Menteri Koordinator Bidang Infrastruktur dan Pembangunan Kewilayahan (IPK), Agus Harimurti Yudhoyono (AHY) menyampaikan kabar terbaru terkait pembentukan Badan Otorita untuk pembangunan proyek tanggul laut raksasa (Giant Sea Wall). Termasuk rencana menggalang investasi dari berbagai pihak.
AHY mengatakan, pemerintah masih terus mengkaji pembentukan Badan Otorita Giant Sea Wall.
"Masih dibicarakan, kita diskusikan juga format terbaiknya seperti apa," ujarnya di Kantor Kementerian Perhubungan, Jakarta, Sabtu (12/4).
Menurut dia, kolaborasi lintas stakeholder terkait sangat penting. Lantaran proyek Giant Sea Wall bakal melibatkan banyak kepentingan, termasuk pemerintah pusat maupun daerah (pemda).
"Jadi kita prinsipnya akan terus membicarakan ini, terus melihat apa saja yang perlu dipersiapkan, karena memang ini adalah proyek yang besar dan kompleks. Jadi kita pasti akan susun dengan baik dan matang," kata AHY.
Sama halnya dengan rencana menggaet pemasukan investasi dari luar atau investasi asing. AHY mengaku terus berkomunikasi dengan berbagai pihak yang dianggap bisa jadi investor potensial, baik dalam dan luar negeri.

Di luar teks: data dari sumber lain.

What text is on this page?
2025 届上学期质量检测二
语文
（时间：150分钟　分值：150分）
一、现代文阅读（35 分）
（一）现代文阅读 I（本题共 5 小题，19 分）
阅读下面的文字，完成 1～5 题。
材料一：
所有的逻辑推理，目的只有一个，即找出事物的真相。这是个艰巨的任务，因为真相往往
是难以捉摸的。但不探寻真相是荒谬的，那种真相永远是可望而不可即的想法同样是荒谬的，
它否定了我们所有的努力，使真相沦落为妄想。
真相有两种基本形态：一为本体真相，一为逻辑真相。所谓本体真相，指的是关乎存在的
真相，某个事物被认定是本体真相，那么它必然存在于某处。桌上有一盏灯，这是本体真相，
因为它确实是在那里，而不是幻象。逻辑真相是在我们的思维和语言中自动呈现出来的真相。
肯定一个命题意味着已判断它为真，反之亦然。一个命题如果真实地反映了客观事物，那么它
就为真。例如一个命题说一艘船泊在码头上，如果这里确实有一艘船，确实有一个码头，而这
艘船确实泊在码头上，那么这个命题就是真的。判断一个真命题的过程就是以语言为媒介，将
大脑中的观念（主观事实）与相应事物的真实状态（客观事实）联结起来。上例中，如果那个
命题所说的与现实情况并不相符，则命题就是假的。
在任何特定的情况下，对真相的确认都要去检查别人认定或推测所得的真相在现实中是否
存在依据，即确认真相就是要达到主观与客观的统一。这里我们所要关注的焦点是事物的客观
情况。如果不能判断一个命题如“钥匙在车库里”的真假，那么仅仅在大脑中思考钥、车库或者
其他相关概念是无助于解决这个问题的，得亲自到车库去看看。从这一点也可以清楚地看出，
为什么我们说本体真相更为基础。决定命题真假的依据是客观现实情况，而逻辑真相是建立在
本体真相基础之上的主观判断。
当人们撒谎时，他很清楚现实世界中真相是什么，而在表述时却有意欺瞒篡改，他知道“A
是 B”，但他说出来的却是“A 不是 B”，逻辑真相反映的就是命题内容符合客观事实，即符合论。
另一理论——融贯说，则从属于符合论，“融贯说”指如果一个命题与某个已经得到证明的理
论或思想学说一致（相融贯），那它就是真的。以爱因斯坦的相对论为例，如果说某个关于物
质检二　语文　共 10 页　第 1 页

"Tetapi sekali lagi, karena ini sesuatu yang besar dan belum pernah ada di Indonesia jadi semua juga terus melakukan studi. Mereka menghitung dengan baik karena capital yang dibutuhkan agak tidak sedikit dan perlu penguatan kebijakan dan regulasi dari pemerintah kita juga," ungkapnya.
Kunjungan ke China
Menko IPK lantas menceritakan kunjungannya ke China beberapa waktu lalu. AHY menyebut sudah ada beberapa calon investor yang tertarik menyuntikan dananya untuk proyek Giant Sea Wall. Sehingga, dia pun membuka potensi investasi untuk negara lainnya.
"Sekali lagi, ini sebuah langkah yang perlu kita lakukan dan kita mencoba untuk membuka peluangnya ke semua. Tidak hanya ke salah satu negara atau salah satu entitas yang selama ini sudah bekerja sama dengan Indonesia, tetapi kita buka ruang ini secara luas," tuturnya.
"Sesuai dengan arah Bapak Presiden Prabowo Subianto, kita harus melibatkan banyak pihak, ini yang membuat kita bisa lebih sustainable," pungkas Agus Harimurti Yudhoyono.